Oil and gas payouts were up by a fifth (18.9%) year-on-year, while banks and financials saw a 49.3% jump, adding £2.7bn to shareholder incomes. NatWest made the largest positive impact, while industrials and consumer services also did well.

Weak pound, strong dollars drives dividends

Link added that the exceptional weakness of the pound also “enormously flattered the figures” – to the tune of £1.9bn. This is because many dividends are declared in dollars.

It noted: “For the full year, the extraordinary surge in the US dollar will add a record £5.7bn to UK dividends, with an even bigger effect likely in Q4 than Q3”.

Turning to mid-cap payouts, they rose faster on an underlying basis than the top 100, reflecting the tail end of the post-pandemic dividend recovery. These were up 17% compared to 11.2%.

Given the analysis, Link has upgraded its 2022 expectations for UK plc dividends to a headline £97.4bn. This is a 5.5% year-on-year increase, or 11% adjusting for BHP’s departure. Underlying dividends will rise £87.2bn, up from 15.3%.

‘Income investors have more choice’

Ian Stokes, managing director, corporate markets UK & Europe at Link Group, said: “The economic backdrop in the UK and for the wider world has deteriorated markedly in the last three months. The sharp increase in bond yields has huge implications for asset prices, asset allocation, personal finances, and government deficits. For the first time in more than a decade, the UK 10-year gilt yield has risen above the yield on UK equities, even if only briefly. Suddenly, income investors have more choice.

“Nevertheless, the high yield of the UK stock market signifies that more of the value of UK equities is grounded in the stream of dividends it provides. Although this also reflects a lower growth profile for UK Plc than, say US Inc, it also makes capital values less sensitive to rising longer term bond yields. “Moreover, we do expect UK companies to continue to deliver dividend growth over the medium and long term, which provides a level of insulation against the rising cost of living.”

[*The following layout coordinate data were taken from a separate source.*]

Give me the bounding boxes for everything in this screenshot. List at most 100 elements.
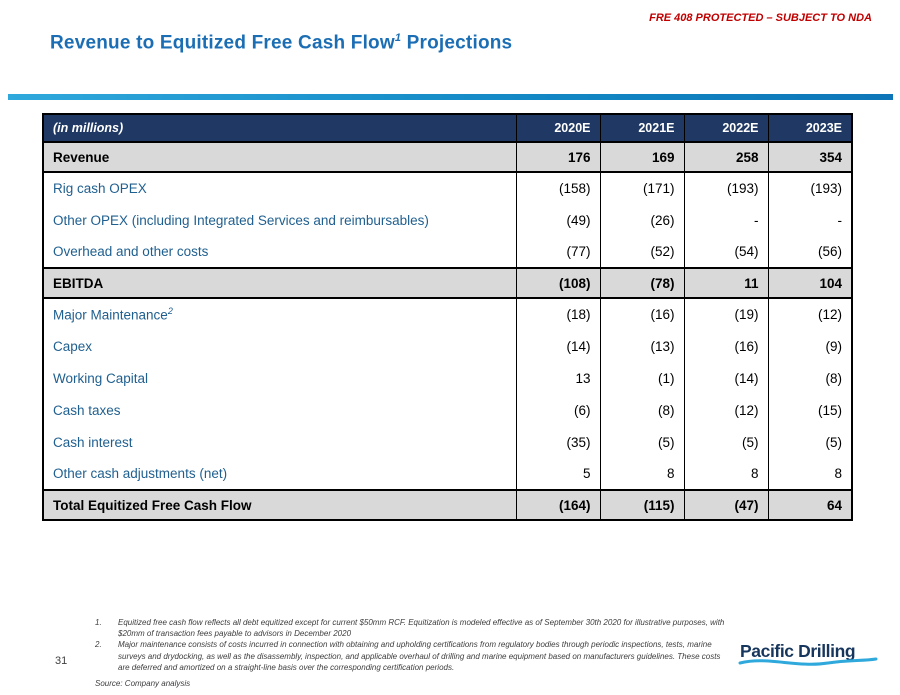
title-divider	[8, 94, 893, 100]
footnote-number: 2.	[95, 640, 102, 650]
row-value: (49)	[515, 204, 600, 236]
row-label: Overhead and other costs	[53, 244, 209, 259]
year-column-header: 2020E	[515, 114, 600, 143]
row-value: (5)	[683, 426, 768, 458]
row-value: (77)	[515, 236, 600, 268]
table-row: Revenue 176 169 258 354	[43, 141, 852, 173]
year-column-header: 2022E	[683, 114, 768, 143]
footnote-item: 1. Equitized free cash flow reflects all …	[95, 617, 725, 639]
row-value: 13	[515, 362, 600, 394]
row-value: (164)	[515, 489, 600, 521]
table-row: Other OPEX (including Integrated Service…	[43, 204, 852, 236]
row-value: (13)	[599, 330, 684, 362]
row-value: (115)	[599, 489, 684, 521]
projections-table: (in millions) 2020E 2021E 2022E 2023E Reven…	[42, 113, 853, 521]
footnote-number: 1.	[95, 618, 102, 627]
table-row: Total Equitized Free Cash Flow (164) (115)…	[43, 489, 852, 521]
row-value: 169	[599, 141, 684, 173]
row-value: (16)	[683, 330, 768, 362]
row-label: Other OPEX (including Integrated Service…	[53, 212, 429, 228]
row-value: (16)	[599, 298, 684, 330]
row-value: (193)	[767, 172, 852, 204]
logo-graphic: Pacific Drilling	[738, 641, 878, 666]
row-value: (193)	[683, 172, 768, 204]
row-value: 176	[515, 141, 600, 173]
row-value: (158)	[515, 172, 600, 204]
row-value: (15)	[767, 394, 852, 426]
source-line: Source: Company analysis	[95, 679, 191, 688]
year-column-header: 2021E	[599, 114, 684, 143]
pacific-drilling-logo: Pacific Drilling	[738, 638, 878, 674]
row-value: (5)	[599, 426, 684, 458]
row-value: (78)	[599, 267, 684, 299]
table-row: Major Maintenance2 (18) (16) (19) (12)	[43, 298, 852, 330]
row-value: 258	[683, 141, 768, 173]
row-label: Total Equitized Free Cash Flow	[43, 489, 516, 521]
row-value: (19)	[683, 298, 768, 330]
row-label: Working Capital	[53, 370, 149, 386]
row-label: Major Maintenance2	[53, 306, 173, 323]
table-row: Working Capital 13 (1) (14) (8)	[43, 362, 852, 394]
row-value: 64	[767, 489, 852, 521]
footnotes: 1. Equitized free cash flow reflects all …	[95, 617, 725, 673]
row-value: 5	[515, 458, 600, 490]
row-value: 11	[683, 267, 768, 299]
row-value: (1)	[599, 362, 684, 394]
table-row: Other cash adjustments (net) 5 8 8 8	[43, 458, 852, 490]
page-title-main: Revenue to Equitized Free Cash Flow	[50, 32, 395, 54]
row-value: -	[767, 204, 852, 236]
row-value: (52)	[599, 236, 684, 268]
table-header-row: (in millions) 2020E 2021E 2022E 2023E	[43, 114, 852, 143]
row-value: 104	[767, 267, 852, 299]
row-value: (26)	[599, 204, 684, 236]
table-row: Capex (14) (13) (16) (9)	[43, 330, 852, 362]
table-row: Cash interest (35) (5) (5) (5)	[43, 426, 852, 458]
row-value: (12)	[683, 394, 768, 426]
table-row: Cash taxes (6) (8) (12) (15)	[43, 394, 852, 426]
row-label: Other cash adjustments (net)	[53, 466, 228, 481]
row-value: (8)	[599, 394, 684, 426]
table-header-label: (in millions)	[43, 114, 516, 143]
footnote-text: Equitized free cash flow reflects all de…	[118, 618, 725, 639]
year-column-header: 2023E	[767, 114, 852, 143]
row-value: -	[683, 204, 768, 236]
row-value: (35)	[515, 426, 600, 458]
row-label: Cash taxes	[53, 402, 121, 418]
row-value: (14)	[515, 330, 600, 362]
page-number: 31	[55, 655, 68, 667]
logo-text: Pacific Drilling	[740, 641, 855, 661]
row-label: EBITDA	[43, 267, 516, 299]
row-value: (9)	[767, 330, 852, 362]
table-row: Rig cash OPEX (158) (171) (193) (193)	[43, 172, 852, 204]
row-value: (56)	[767, 236, 852, 268]
title-footnote-ref: 1	[394, 32, 402, 44]
nda-notice: FRE 408 PROTECTED – SUBJECT TO NDA	[649, 12, 872, 24]
row-value: (18)	[515, 298, 600, 330]
logo-wave	[738, 657, 878, 666]
row-value: (108)	[515, 267, 600, 299]
row-label: Rig cash OPEX	[53, 181, 147, 196]
footnote-text: Major maintenance consists of costs incu…	[118, 640, 721, 672]
row-value: (8)	[767, 362, 852, 394]
row-value: (6)	[515, 394, 600, 426]
row-value: (14)	[683, 362, 768, 394]
row-value: (54)	[683, 236, 768, 268]
row-value: (171)	[599, 172, 684, 204]
page-title-tail: Projections	[401, 32, 513, 54]
row-value: 8	[683, 458, 768, 490]
row-footnote-ref: 2	[167, 306, 173, 317]
row-label: Cash interest	[53, 434, 133, 450]
row-label: Capex	[53, 338, 93, 354]
row-value: (12)	[767, 298, 852, 330]
row-value: 354	[767, 141, 852, 173]
row-value: (5)	[767, 426, 852, 458]
row-value: 8	[767, 458, 852, 490]
table-row: EBITDA (108) (78) 11 104	[43, 267, 852, 299]
page-title: Revenue to Equitized Free Cash Flow1 Pro…	[50, 32, 512, 54]
row-value: (47)	[683, 489, 768, 521]
footnote-item: 2. Major maintenance consists of costs in…	[95, 639, 725, 673]
row-label: Revenue	[43, 141, 516, 173]
row-value: 8	[599, 458, 684, 490]
table-row: Overhead and other costs (77) (52) (54) (56)	[43, 236, 852, 268]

Stokes added that for 2023, Link expects a further reduction in mining dividends and likely lower one-off special dividends.

“But outside the mining sector there is still room for payouts to rise, even with a weakening economy. Our provisional 2023 forecast suggests a slight drop in headline dividends to £96bn and a slight increase in the underlying total to £89bn. This implies no change in our expectation that UK payouts will only regain their pre-pandemic highs some time in 2025.”

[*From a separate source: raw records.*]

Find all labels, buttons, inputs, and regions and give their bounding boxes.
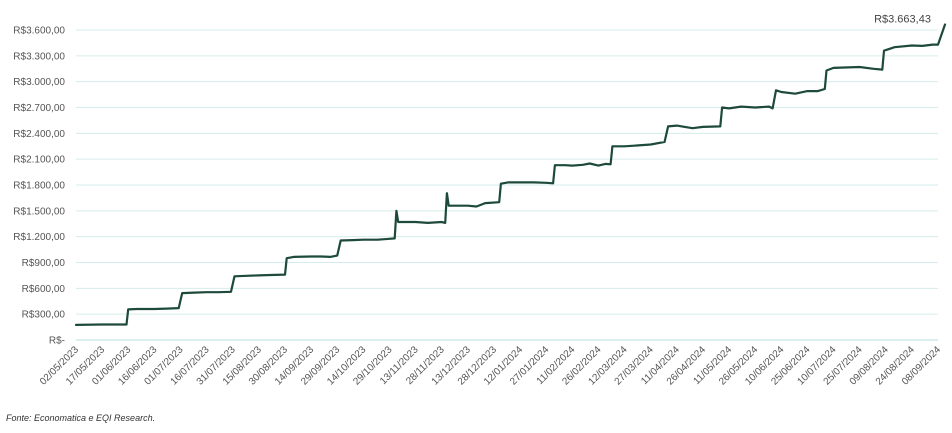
y-tick-label: R$2.100,00 (13, 155, 65, 166)
y-tick-label: R$3.000,00 (13, 77, 65, 88)
x-axis: 02/05/202317/05/202301/06/202316/06/2023… (38, 344, 943, 387)
series-line (74, 23, 947, 326)
series-group (74, 23, 947, 326)
y-tick-label: R$900,00 (22, 258, 66, 269)
gridlines (76, 29, 938, 341)
source-note: Fonte: Economatica e EQI Research. (6, 413, 156, 423)
y-tick-label: R$1.200,00 (13, 232, 65, 243)
y-tick-label: R$2.700,00 (13, 103, 65, 114)
y-tick-label: R$300,00 (22, 310, 66, 321)
y-axis: R$- R$300,00 R$600,00 R$900,00 R$1.200,00 R$1… (13, 26, 65, 347)
y-tick-label: R$2.400,00 (13, 129, 65, 140)
annotations: R$3.663,43 (874, 14, 931, 26)
y-tick-label: R$3.300,00 (13, 51, 65, 62)
y-tick-label: R$600,00 (22, 284, 66, 295)
end-value-label: R$3.663,43 (874, 14, 931, 26)
y-tick-label: R$1.500,00 (13, 206, 65, 217)
y-tick-label: R$1.800,00 (13, 181, 65, 192)
y-tick-label: R$3.600,00 (13, 26, 65, 37)
y-tick-label: R$- (49, 336, 65, 347)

‘Dividend income is much less volatile than profits over time’

David Smith, fund manager of Henderson High Income Trust, said: “While the economic outlook is particularly uncertain and will likely put pressure on corporate profits, history shows that dividend income is much less volatile than profits over time, so long as balance sheets are strong and dividend cover is robust. Thankfully, UK corporates strengthened balance sheets and reset pay-out ratios during the pandemic.

“This gives us confidence that overall dividend payments next year will prove resilient and although mining sector dividends will reduce, reflecting the fall in underlying commodity prices, there will be growth elsewhere, especially in financials and energy, to offset this. We do not believe that the 10-year government bond yield rising above the FTSE All Share is a cause for concern as with the exception of the last decade, equities have yielded less than bonds given they offer investors the prospects of income growth over the long-term, vital in an inflationary environment.”